Mais quand je suis fatigué, c'est une façon de communiquer qui me met viscéralement en rage. Je l'interprète comme une façon de nier l'identité de chacun, et donc au passage la mienne. Je suis unique, comme tous le monde. Forgé de rencontres et d'évitements, de joies et de tristesses, de réussites et d'échecs, de choix et d'obligations, de réflexions et d'étourderies, de certitudes et de doutes, je suis bien plus que la somme de toutes les moments que j'ai vécu et bien moins que tous ce que j'aurai pu en tirer. C'est cette unicité qui fait la nuance, l'intérêt même de l'altérité au sein d'un groupe. Alors pourquoi vouloir systématiquement réduire, s'adresser au groupe plutôt qu'à ses membres? C'est une question dont je n'est pas la réponse.

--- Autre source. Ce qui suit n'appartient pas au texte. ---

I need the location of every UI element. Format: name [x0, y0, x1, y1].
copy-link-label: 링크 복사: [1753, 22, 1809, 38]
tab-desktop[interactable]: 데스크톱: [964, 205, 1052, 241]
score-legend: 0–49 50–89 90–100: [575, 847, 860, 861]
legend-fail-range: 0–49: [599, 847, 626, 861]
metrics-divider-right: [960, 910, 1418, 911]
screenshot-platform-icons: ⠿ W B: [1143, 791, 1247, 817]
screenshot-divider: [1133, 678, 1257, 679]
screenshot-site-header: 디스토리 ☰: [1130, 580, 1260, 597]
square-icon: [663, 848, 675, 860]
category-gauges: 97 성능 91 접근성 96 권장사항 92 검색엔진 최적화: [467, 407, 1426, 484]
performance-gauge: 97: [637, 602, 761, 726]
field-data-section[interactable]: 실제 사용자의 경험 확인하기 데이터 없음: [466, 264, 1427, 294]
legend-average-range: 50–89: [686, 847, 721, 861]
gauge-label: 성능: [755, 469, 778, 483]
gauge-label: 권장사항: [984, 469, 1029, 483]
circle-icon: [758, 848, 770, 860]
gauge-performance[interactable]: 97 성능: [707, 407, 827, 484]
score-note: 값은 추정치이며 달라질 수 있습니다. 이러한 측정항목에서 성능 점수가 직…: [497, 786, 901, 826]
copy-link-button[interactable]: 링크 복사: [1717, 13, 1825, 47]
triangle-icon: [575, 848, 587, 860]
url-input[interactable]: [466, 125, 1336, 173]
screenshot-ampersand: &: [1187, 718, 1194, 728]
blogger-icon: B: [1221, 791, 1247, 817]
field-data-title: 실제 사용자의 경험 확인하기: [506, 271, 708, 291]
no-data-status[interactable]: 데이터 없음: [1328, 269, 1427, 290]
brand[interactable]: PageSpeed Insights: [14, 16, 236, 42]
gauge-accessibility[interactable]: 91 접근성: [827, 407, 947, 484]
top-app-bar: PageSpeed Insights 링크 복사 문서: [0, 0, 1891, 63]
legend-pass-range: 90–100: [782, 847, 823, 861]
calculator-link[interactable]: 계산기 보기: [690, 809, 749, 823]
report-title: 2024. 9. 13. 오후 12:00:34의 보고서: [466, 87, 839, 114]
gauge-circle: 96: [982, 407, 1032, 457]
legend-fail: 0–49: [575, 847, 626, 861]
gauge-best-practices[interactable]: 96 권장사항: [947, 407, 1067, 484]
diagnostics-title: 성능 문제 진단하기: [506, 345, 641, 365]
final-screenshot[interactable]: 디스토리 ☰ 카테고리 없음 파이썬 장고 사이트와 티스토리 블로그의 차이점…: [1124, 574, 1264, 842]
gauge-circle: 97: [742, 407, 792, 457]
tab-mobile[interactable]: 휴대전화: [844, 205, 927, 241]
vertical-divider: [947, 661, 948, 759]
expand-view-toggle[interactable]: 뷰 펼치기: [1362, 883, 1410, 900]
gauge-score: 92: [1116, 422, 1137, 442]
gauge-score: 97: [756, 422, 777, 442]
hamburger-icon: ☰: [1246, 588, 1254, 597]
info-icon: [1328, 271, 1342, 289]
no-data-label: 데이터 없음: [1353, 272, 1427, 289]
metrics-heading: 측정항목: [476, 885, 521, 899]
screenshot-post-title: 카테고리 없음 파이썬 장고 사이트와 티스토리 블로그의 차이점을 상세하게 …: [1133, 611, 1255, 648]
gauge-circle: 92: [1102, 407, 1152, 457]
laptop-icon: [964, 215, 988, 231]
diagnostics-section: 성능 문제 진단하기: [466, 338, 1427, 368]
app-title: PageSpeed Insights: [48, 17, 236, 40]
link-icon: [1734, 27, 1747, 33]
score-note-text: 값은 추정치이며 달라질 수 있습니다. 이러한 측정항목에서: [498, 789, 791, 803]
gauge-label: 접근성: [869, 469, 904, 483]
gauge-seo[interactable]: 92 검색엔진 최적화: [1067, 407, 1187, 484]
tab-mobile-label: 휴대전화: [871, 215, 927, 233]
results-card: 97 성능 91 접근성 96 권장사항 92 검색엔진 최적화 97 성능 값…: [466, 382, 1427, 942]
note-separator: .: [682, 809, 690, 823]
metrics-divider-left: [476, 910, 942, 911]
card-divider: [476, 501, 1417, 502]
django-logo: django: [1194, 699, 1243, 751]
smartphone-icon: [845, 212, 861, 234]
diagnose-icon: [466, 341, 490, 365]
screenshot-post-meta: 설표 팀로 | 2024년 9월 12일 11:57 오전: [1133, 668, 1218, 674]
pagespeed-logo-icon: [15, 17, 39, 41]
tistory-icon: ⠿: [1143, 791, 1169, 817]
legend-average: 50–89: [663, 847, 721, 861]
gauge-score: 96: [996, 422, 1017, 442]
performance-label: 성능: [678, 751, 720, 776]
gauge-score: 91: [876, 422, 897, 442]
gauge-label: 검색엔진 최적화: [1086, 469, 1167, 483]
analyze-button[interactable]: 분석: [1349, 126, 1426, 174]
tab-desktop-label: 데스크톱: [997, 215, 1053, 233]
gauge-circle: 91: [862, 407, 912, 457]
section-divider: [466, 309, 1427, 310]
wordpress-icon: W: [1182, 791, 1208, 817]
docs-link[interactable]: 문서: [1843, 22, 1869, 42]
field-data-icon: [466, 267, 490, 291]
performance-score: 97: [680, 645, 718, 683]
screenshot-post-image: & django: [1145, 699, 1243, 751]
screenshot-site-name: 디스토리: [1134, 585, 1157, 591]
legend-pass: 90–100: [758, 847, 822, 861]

Et puis il y a cette personne qui veut être bienveillante, qui souhaite tellement t'apporter son conseil, qui en somme ne veux que ton bien mais qui le dit si maladroitement. Parfois c'est inapproprié parce que ne correspondant pas du tout à ma situation (le fameux "mais si tu faisais plus d'efforts pour marcher, tu pourrais pas finir par remarcher normalement" C'est vrai que c'est une option qui ne m'est vraiment, mais alors vraiment, jamais venu à l'esprit de faire des efforts tous les jours et encore plus en rééducation...), parfois c'est juste agaçant d'évidence ("mais tu a pas penser à changer de neurologue?" En fait, je l'ai même fait plusieurs fois mais médicalement, apparemment, ça change pas la problème de base) et parfois c'est "juste" une mécompréhension (par exemple sur la différence entre "ne pas sortir" et "ne pas être physiquement et/ou moralement en capacité de sortir"). Quand je vais bien, j'évacue le sujet ou parfois j'explique en quoi ce type de propos est problématique. Mais quand je suis fatiguée et/ou malade, ça m'agace encore plus qu'à l'ordinaire. Je n'arrive plus à gérer l'option "ignorer ou changer de sujet" mais je n'arrive plus non plus à expliquer en quoi ces propos sont problématiques parce que ce type d'explication demande du temps et de l'énergie. Alors soit je m'énerve toute seule le temps de trouver un compromis entre l'explication pédagogique et le changement de sujets, soit ça part sans que j'ai vraiment eu le temps de mettre en forme mes idées. Dans tous les cas, je regrette à posteriori, soit parce qu'en me décentrant de mes ressentis je comprend mieux la pensée qui a été exprimée, soit parce que la violence est rarement absente de ce type de réponse. Finalement, j'en arrive à une conclusion simple, tous les conseils du monde ne peuvent être entendus et compris que ceux qui en sont demandeurs. Pour les autres, mieux vaut les laisser cheminer sous peine d'être ressentis comme intrusifs et violents.